We lose because of our ‘role’ in international cricket. Even when New Zealand has strolled around cricket fields like they were wearing imperial purple, when it comes to the perception among other teams it has always been as the ‘spoiler’, the dark horse galloping along the beach about to spoil the party of all the pretty ponies. Only to turn up and realise it was a Clydesdale not an Arabian.
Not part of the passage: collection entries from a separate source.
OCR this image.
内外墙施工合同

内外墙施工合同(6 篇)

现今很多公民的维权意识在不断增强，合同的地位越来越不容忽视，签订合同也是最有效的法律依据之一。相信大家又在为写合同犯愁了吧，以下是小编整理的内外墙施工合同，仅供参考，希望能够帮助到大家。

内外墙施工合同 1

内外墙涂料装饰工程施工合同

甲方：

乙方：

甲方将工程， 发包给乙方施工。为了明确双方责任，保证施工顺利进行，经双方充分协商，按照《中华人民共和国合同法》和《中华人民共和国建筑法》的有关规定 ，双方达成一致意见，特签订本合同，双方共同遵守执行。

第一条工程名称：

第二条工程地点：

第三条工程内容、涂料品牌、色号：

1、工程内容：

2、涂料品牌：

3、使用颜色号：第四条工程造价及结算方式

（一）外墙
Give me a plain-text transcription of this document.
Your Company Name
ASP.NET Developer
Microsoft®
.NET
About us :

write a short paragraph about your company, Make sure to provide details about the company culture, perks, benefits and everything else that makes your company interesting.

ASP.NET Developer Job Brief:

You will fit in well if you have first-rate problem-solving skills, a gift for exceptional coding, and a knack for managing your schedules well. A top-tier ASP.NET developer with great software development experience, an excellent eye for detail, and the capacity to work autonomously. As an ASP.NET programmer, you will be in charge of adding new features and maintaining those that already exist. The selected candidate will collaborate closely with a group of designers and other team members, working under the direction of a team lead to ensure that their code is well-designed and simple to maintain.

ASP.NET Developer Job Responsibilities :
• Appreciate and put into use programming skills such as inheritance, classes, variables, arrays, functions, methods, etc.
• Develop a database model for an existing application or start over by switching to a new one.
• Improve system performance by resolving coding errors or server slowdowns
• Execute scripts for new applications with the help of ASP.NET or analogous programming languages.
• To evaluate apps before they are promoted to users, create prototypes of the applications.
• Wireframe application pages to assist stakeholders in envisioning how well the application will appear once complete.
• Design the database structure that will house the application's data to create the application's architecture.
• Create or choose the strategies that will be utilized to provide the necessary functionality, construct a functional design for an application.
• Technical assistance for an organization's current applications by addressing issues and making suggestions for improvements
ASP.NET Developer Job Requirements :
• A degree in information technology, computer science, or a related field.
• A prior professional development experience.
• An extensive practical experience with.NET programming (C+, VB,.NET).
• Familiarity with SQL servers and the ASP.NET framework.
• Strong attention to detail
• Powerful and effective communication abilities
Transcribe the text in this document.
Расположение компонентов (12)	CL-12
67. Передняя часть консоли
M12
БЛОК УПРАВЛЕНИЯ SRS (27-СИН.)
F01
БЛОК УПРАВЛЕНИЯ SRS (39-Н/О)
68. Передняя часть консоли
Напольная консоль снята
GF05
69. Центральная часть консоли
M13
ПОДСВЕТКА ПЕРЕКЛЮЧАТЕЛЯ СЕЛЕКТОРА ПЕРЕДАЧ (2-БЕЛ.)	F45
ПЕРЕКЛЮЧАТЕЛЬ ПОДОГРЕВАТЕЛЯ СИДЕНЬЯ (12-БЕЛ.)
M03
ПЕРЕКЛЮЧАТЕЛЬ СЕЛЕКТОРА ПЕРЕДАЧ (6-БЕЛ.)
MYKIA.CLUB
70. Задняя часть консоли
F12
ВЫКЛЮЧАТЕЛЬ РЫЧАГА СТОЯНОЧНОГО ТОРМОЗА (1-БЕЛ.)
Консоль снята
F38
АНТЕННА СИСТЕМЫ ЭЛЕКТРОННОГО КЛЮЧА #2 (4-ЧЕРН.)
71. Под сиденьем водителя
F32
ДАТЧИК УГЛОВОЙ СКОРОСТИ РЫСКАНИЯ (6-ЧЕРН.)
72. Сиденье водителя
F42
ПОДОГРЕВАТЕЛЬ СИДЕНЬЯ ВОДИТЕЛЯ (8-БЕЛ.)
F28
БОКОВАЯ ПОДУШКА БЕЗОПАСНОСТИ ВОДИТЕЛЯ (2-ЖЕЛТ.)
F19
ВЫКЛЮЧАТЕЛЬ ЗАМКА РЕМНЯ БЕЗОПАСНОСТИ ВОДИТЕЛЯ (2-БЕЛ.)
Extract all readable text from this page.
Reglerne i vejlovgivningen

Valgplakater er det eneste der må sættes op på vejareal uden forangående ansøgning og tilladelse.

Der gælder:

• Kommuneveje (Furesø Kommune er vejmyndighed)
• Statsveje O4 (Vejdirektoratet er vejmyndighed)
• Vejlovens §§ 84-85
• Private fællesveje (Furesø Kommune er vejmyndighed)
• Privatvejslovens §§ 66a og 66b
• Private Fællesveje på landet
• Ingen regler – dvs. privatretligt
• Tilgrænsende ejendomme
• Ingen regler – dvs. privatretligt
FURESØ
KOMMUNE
We “nick” games against the big boys, pickpocket wickets and mug runs. Rarely do we look dominant. Remember in 1996 and 2003 we won the first half of games against Australia. But as soon as Shane Warne walked out to bat in 1996, and as soon as Vettori opened the batting in 2003, it was as if we’d been found out, caught red-handed in our balaclavas with the sterling silver falling out of our green Air New Zealand bag. Warne belted the pop-gun attack and the initiative was wrested in moments. Vettori smeared McGrath for four then got out and the top order followed his example.

We don’t want heroic failures. We want the Cup. Is that going to happen? Is Fleming talking about ‘destiny’ like Imran Khan in 1992, or strolling around with Arjuna Ranatunga’s blissful self-assurance of 1996. Nope. “Any one of 8 teams could win the World Cup” he said. We are “in the mix”, stealthily putting on our mittens and polishing our crowbars, ready to steal a game or two against the big boys.

So take the blue pill. Accept that we will not win the World Cup this year. There will be a few great performances – but we will stumble and be noticed for the burglars we are. Enjoy Ross Taylor’s batting, Bondy’s bowling, the absence of Hamish Marshall. That’s enough.

Oh but I do want them to win soooo badly.